CMS modified NCD 116 for laparoscopic cholecystectomy, effective March 7, 2026. Here's what billing teams need to know.

The Centers for Medicare & Medicaid Services updated NCD 116, the National Coverage Determination governing Medicare coverage of laparoscopic cholecystectomy. This modification confirms covered billing for gallbladder removal using laparoscopic technique — including procedures performed with cholangiography. The policy does not list specific CPT codes by number, but it references two distinct CPT code categories your team must use correctly depending on the procedure performed.


Quick-Reference Table

Field Detail
Payer CMS / Medicare
Policy Laparoscopic Cholecystectomy — NCD 116
Policy Code NCD 116
Change Type Modified
Effective Date 2026-03-07
Impact Level Medium
Specialties Affected General Surgery, Inpatient Hospital Billing, Outpatient Hospital Billing, Physician Billing
Key Action Confirm your team uses the correct CPT code category based on whether cholangiography was performed — standard cholecystectomy vs. cholecystectomy with cholangiography

CMS Laparoscopic Cholecystectomy Coverage Criteria and Medical Necessity Requirements 2026

CMS laparoscopic cholecystectomy coverage policy under NCD 116 defines this as a covered surgical procedure. The patient must have a diseased gallbladder. The surgery is performed using instruments introduced through cannulae, with the operative field visualized via a high-resolution television camera-monitor system — what the policy calls a video laparoscope.

That clinical definition matters for medical necessity documentation. Your operative notes need to reflect that the procedure was performed laparoscopically with video visualization. A claim for laparoscopic cholecystectomy that lacks documentation supporting the laparoscopic approach creates a medical necessity gap — and that gap is a direct path to claim denial.

The coverage policy applies across three Medicare benefit categories: inpatient hospital services, outpatient hospital services incident to a physician's service, and physicians' services.
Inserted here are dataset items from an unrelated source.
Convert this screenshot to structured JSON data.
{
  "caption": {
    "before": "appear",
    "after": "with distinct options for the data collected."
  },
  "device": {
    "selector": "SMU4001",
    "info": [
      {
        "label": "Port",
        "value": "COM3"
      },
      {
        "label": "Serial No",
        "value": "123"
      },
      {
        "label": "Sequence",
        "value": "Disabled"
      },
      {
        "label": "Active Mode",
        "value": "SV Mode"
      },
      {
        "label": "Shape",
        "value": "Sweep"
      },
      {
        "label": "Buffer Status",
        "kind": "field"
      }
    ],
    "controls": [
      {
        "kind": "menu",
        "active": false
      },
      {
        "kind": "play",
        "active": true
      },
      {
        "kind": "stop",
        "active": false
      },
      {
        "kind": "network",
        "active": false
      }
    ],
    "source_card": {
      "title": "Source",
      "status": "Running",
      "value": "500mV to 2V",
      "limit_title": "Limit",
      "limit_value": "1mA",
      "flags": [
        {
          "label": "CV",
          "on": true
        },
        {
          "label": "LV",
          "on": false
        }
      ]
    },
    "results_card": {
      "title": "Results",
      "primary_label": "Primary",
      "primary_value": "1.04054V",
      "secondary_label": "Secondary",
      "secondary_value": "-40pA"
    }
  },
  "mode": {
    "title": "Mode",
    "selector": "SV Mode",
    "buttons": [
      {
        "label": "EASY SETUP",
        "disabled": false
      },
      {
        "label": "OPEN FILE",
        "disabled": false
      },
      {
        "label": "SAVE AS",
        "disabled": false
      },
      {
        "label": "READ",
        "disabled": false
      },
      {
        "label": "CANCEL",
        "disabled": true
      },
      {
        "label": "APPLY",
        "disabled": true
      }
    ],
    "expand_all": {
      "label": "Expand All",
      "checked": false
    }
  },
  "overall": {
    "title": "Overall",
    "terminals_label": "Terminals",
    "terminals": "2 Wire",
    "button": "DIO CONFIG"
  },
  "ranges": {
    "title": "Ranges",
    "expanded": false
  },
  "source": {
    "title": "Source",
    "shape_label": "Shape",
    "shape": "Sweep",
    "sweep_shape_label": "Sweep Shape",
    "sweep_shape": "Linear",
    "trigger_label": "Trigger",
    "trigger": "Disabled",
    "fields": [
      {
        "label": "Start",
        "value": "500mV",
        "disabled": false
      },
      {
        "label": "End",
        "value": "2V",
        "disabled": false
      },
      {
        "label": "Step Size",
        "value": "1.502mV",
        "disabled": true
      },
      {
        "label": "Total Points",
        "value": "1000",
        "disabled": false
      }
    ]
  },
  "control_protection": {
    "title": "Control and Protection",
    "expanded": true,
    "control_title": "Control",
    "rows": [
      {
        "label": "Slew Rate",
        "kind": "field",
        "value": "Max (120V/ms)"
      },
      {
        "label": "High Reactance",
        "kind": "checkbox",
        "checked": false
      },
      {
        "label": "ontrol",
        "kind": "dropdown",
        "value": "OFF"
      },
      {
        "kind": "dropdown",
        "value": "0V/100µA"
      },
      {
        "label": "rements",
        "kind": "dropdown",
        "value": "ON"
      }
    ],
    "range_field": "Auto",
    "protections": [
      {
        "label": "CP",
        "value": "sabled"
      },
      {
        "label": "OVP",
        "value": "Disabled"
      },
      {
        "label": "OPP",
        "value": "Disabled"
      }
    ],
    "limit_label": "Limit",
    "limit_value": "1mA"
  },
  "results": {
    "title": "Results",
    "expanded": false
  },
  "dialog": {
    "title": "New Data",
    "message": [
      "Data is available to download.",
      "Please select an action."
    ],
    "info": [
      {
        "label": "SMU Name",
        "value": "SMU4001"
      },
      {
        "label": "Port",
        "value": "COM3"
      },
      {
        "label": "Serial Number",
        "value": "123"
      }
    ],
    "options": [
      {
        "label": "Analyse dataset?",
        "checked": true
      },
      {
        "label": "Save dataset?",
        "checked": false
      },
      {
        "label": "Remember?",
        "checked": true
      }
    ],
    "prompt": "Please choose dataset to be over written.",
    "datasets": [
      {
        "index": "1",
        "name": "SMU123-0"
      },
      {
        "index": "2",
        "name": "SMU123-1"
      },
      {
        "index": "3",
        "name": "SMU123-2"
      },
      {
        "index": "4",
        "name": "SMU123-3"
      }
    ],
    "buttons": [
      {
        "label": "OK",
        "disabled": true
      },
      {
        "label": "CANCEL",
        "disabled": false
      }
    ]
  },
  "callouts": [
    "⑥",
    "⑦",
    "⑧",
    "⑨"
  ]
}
That breadth means billing teams across inpatient, outpatient, and professional fee settings are all affected by this update.

Prior Authorization Under NCD 116

NCD 116 does not specify a prior authorization requirement for laparoscopic cholecystectomy. That said, your Medicare Administrative Contractor may impose additional requirements at the local level. Check with your MAC before assuming blanket approval — some local coverage determinations layer requirements on top of NCDs. If you're unsure how your MAC's LCD interacts with this NCD, ask your compliance officer before billing.

Inpatient vs. Outpatient: Different Reporting Rules

This is where NCD 116 gets specific, and where billing errors are most likely to happen.

For inpatient claims, the policy instructs you to report the diagnosis code for laparoscopic cholecystectomy. It does not say "CPT code" — it says "diagnosis code." That matters. Inpatient hospital claims under Medicare Part A use ICD-10-PCS procedure codes alongside diagnosis coding, not CPT. Your inpatient coders need to know this distinction.

For all other claims — outpatient hospital and physician billing — the policy directs you to report the appropriate CPT code. Two separate CPT code categories apply here:

#Covered Indication
1Laparoscopy, surgical; cholecystectomy (any method) — use this when the procedure does not include cholangiography
2Laparoscopy, surgical: cholecystectomy with cholangiography — use this when the surgeon also performs intraoperative cholangiography

The policy does not list specific CPT code numbers. You must confirm the current correct CPT codes for these two descriptions with your coding team or CPT codebook. Using the wrong category — billing the standard cholecystectomy code when cholangiography was performed — misrepresents the procedure and affects reimbursement. It also creates audit exposure.


Coverage Indications at a Glance

Indication Status Relevant Codes Notes
Laparoscopic removal of diseased gallbladder using cannulae and video laparoscope Covered Appropriate CPT for laparoscopy, surgical; cholecystectomy (any method) Outpatient and physician claims only — use CPT
Laparoscopic cholecystectomy with intraoperative cholangiography Covered Appropriate CPT for laparoscopy, surgical: cholecystectomy with cholangiography Report separately from standard cholecystectomy code
Laparoscopic cholecystectomy — inpatient hospital Covered Diagnosis code for laparoscopic cholecystectomy (ICD-10-PCS on inpatient claims) Do NOT use CPT on Part A inpatient claims

This policy is now in effect (since 2026-03-12). Verify your claims match the updated criteria above.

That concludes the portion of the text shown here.